L’effet est immédiat selon David Sussman, PDG de Seafood export, une entreprise marseillaise de 45 salariés qui exporte des produits de la mer surgelés : « Grâce à des prix de vente plus bas, notre chiffre d’affaires a tout simplement doublé depuis trois semaines. Par exemple sur du maquereau, grâce au taux de change on a réussi à prendre des contrats au Brésil, au Cameroun et à la Roumanie. Globalement on a pu baisser nos prix de vente de 4 à 6%. Et par rapport à nos concurrents américains, norvégiens ou irlandais, on est redevenu compétitif (…). Il est absolument impératif, si on veut voir la France compétitive, que l’euro baisse pour qu'on puisse exporter à nouveau »

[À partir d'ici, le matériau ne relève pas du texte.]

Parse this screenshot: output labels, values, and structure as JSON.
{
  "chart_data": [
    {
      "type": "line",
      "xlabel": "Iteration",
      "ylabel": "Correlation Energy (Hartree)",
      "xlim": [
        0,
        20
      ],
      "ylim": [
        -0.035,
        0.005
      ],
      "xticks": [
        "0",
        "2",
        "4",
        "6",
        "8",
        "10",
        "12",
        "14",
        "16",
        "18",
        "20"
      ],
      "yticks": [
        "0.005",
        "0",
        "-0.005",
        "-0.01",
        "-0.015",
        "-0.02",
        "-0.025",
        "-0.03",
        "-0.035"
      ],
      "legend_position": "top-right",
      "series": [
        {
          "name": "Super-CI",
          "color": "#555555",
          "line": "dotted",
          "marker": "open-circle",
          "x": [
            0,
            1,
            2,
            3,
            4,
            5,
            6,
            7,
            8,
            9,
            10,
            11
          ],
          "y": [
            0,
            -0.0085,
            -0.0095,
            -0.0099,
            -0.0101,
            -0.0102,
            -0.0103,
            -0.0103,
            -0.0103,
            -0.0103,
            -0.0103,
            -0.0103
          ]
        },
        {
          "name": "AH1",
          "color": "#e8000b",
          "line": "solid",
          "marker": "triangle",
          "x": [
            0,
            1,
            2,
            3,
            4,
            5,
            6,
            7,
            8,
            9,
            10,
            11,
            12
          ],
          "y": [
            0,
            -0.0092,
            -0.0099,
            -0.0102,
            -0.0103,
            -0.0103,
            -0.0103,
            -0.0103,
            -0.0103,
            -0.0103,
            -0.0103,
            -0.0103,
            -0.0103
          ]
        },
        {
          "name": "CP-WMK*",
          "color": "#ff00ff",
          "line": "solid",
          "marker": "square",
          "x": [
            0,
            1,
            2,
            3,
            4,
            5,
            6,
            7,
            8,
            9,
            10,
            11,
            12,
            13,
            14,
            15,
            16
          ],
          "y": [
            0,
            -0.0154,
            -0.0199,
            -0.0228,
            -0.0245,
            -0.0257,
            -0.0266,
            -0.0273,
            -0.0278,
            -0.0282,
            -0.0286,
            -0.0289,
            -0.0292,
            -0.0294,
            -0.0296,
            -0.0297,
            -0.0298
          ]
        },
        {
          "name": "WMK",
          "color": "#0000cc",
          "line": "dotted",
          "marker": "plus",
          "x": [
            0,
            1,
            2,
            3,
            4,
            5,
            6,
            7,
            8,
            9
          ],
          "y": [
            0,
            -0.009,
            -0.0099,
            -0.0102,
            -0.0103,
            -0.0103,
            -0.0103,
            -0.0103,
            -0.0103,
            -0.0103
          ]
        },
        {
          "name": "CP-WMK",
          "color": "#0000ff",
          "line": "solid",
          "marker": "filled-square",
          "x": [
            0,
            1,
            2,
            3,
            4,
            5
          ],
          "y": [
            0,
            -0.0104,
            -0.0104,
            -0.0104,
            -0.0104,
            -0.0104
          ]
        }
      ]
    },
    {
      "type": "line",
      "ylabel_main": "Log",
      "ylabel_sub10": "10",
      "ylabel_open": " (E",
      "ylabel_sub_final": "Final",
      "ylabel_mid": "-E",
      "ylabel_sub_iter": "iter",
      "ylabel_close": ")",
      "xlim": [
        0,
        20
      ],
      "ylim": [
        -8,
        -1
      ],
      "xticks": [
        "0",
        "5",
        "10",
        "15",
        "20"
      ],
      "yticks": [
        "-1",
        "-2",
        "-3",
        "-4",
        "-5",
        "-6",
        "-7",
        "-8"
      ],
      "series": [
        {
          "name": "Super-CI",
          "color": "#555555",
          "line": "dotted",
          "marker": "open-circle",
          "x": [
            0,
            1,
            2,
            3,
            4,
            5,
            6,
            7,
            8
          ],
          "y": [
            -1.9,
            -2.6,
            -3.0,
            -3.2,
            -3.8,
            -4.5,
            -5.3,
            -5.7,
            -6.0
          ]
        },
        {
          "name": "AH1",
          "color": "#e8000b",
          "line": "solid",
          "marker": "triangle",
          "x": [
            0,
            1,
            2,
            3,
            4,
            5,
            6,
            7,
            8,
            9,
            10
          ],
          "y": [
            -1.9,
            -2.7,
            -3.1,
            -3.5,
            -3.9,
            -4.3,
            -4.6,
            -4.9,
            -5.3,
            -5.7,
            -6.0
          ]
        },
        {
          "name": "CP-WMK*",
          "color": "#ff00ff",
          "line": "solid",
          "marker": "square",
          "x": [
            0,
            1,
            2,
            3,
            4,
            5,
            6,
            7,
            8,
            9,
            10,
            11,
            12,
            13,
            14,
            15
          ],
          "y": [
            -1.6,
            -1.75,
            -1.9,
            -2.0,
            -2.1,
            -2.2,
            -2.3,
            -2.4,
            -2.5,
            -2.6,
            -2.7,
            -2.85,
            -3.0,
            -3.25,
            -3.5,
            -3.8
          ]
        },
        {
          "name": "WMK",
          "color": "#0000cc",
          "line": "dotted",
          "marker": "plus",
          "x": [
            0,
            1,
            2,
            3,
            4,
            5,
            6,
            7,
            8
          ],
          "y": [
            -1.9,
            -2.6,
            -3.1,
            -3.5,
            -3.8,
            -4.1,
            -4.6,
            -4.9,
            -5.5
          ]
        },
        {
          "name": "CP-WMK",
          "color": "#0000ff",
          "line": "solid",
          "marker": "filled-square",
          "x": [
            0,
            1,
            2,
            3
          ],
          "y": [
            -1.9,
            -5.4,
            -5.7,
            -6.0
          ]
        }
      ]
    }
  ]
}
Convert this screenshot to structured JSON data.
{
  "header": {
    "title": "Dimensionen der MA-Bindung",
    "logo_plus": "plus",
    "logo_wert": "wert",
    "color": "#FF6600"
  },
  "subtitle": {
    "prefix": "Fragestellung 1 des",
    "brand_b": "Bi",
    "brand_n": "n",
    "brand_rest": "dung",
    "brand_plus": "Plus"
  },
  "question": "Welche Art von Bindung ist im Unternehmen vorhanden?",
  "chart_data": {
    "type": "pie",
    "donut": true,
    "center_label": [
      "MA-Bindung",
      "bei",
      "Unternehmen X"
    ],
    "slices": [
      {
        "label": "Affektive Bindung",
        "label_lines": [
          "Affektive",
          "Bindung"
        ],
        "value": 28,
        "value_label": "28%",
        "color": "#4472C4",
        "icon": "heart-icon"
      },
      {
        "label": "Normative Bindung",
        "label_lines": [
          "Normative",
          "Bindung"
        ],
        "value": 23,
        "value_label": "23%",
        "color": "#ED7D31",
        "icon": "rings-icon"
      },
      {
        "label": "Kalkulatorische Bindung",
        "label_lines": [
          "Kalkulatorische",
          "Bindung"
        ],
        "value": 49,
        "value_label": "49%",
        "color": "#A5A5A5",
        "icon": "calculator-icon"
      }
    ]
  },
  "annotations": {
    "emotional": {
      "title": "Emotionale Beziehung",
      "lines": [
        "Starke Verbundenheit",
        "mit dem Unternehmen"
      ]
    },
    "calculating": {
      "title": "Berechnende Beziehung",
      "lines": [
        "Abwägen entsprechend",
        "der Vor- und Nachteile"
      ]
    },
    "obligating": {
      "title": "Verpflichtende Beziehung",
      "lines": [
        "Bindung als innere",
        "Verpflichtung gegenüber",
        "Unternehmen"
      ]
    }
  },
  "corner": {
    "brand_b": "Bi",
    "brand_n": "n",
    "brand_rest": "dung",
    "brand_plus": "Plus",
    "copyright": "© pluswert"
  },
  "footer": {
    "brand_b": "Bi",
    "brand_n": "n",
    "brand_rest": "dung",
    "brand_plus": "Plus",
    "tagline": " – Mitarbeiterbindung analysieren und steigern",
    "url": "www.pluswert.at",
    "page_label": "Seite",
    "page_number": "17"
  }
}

Une aubaine pour le Made in France

Un euro plus faible, c’est aussi le meilleur moyen de promouvoir le Made in France. Didier Parakian emploie 50 personnes en France et en Italie pour concevoir et fabriquer sa marque de prêt à porter : « Grâce à l’euro faible, je pourrai bientôt vendre ma prochaine collection 15% moins cher dans certains pays. Cette baisse va m’aider notamment pour entrer sur le marché américain, qui est un des plus fermés au monde. Celui qui a fait le pari de résister et de garder sa fabrication française, le Made in France, va enfin pouvoir en récolter les fruits ».